Am Ende meines Eintrages möchte ich noch kurz auf das Thema ‚Müll‘ eingehen. Am Freitag, als ich mal wieder durch die Stadt spaziert bin, kam es mir in den Sinn, mal in meinem Blog ein bisschen mehr darauf einzugehen. Es ist eine Situation, mit dem Müll hier in Vijayawada, die sich wohl kaum ein Mensch bei uns zu Hause vorstellen kann. Speziell in letzter Zeit, da die Zugänge zu den verschiedenen Kanalabzweigungen des Krishna Rivers, die mitten durch die Stadt fließen, geschlossen wurden – sprich die Flussarme des Krishna Rivers sind verebbt und man sieht bzw. RIECHT den ganzen Müll der auf dem Flussbett so herumliegt. Als der Krishna River durch die Kanalabzweigungen durch Vijayawada geflossen ist, hat es schon genug gestunken, aber mittlerweile ist der Gestank für einen normal riechenden Menschen -speziell wenn man sich in der Nähe der Kanalabzweigungen befindet- fast schon untragbar geworden. Man braucht sich nur mal auf eine Brücke stellen und ein Flussufer beobachten, auf welchem ganz besonders viel Müll herum liegt – sogleich bemerkt man, dass sich das ganze Ufer zu bewegen scheint -> überall Ratten. Große, kleine, dicke, dünne. Manche raufen sich, manche paaren sich,… und das zieht sich so dahin. Am Anfang meines Volontariats fand ich am Gewöhnungsbedürftigsten die kleinen offenen Seitenkanäle, die sich links und rechts der Straßen entlangziehen und in denen neben Exkrementen jedmöglicher anderer Müll offen herumschwimmt. Mittlerweile habe ich mich daran aber ganz gut gewöhnt – an die neue Situation mit dem verebbten Fluss jedoch noch nicht. Das wird auch sicher noch eine gewisse Zeit lang dauern.

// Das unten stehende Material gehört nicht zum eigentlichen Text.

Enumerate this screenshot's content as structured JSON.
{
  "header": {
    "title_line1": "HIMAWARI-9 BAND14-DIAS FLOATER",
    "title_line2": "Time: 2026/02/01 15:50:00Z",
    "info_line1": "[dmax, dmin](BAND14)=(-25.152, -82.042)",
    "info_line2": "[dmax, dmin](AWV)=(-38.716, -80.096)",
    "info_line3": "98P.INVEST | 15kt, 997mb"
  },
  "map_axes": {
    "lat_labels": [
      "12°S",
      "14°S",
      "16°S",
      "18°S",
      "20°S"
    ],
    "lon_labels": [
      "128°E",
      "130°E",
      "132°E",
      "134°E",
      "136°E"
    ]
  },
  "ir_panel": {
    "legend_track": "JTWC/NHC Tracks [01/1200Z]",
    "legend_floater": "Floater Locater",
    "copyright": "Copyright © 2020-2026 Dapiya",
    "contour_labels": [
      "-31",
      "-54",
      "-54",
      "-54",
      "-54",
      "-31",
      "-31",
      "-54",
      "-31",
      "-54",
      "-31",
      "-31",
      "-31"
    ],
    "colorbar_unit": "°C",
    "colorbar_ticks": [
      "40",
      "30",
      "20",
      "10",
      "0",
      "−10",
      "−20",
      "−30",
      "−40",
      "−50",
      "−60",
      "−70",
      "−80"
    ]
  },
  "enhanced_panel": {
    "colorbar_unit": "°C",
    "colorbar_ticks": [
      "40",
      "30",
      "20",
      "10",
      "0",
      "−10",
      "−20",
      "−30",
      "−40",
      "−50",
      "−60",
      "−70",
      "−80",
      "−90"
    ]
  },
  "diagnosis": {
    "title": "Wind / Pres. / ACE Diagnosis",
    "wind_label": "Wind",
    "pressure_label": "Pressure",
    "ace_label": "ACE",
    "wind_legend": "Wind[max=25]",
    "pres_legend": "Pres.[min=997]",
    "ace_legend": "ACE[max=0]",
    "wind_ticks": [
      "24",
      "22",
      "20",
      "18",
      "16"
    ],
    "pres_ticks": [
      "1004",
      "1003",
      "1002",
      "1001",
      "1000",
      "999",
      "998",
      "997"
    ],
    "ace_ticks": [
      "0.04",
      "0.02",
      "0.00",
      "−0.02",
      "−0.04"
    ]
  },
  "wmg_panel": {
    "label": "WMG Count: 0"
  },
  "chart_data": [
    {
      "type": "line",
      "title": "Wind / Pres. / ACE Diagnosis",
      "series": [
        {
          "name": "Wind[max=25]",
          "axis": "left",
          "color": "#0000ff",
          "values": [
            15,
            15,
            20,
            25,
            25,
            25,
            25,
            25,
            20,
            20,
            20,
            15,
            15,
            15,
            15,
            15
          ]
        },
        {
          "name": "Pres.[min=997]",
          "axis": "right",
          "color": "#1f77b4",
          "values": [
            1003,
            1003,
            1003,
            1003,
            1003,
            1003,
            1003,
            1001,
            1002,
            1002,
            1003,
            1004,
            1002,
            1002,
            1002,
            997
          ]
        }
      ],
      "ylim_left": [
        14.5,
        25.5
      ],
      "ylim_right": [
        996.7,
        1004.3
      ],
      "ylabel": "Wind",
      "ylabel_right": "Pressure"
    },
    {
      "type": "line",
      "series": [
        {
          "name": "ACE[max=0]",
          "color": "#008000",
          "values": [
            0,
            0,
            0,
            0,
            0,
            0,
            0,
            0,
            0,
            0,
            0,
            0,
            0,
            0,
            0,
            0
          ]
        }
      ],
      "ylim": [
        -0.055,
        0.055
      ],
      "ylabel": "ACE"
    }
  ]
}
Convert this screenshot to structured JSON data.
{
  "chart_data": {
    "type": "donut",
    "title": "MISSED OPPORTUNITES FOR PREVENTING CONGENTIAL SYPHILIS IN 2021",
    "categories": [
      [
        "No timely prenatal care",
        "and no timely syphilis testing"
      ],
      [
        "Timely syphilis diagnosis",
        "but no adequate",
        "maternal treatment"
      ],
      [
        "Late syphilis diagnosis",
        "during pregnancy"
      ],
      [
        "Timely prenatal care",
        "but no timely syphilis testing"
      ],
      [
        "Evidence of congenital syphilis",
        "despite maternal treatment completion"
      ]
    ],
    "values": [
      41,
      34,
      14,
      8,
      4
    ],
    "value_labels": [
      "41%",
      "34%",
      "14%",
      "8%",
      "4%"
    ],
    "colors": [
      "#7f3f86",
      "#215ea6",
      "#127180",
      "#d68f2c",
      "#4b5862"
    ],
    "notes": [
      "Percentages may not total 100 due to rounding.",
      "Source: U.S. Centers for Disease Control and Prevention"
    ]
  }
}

Ach,  da fällt mir noch kurz ein erwähnenswertes Ereignis ein: Letzten Montag, als Konrad und ich uns gerade auf dem Weg nach Vimukti befanden, fand auf einer Straße in Vijayawada, die abgesperrt und nur für Fußgänger zugänglich war, eine ‚Leichenzeremonie‘ statt. Ein verstorbener Mann wurde auf offener Straße auf ein Podest gelegt und betrauert - ohne Leichentuch oder sonst etwas um ihn zu verdecken. Eine Bekannte des Toten weinte hemmungslos, und ich fragte mich, wieso so etwas öffentlich gemacht wird – gut, indische Traditionen eben. Später wurde der verstorbene Mann wahrscheinlich verbrannt und seine Asche in den Krishna River gestreut – das haben wir dann jedoch nicht mehr mitbekommen.

So, nun finde ich aber doch endgültig zu einem Ende. Auch wenn ich noch immer weiterschreiben könnte - aber meine freie Zeit am Wochenende ist begrenzt und ich habe noch ein paar Sachen für heute geplant, die sich ausgehen müssen. Meinem Schreibdrang werde ich daher erst wieder nächstes Wochenende wieder freien Lauf lassen. Bis dahin wünsche ich euch allen eine schöne Woche und viel Spaß beim Rodeln oder Schifahren oder was euch halt sonst so Unternehmungstechnisch möglich ist im österreichischen Winter und mir nicht.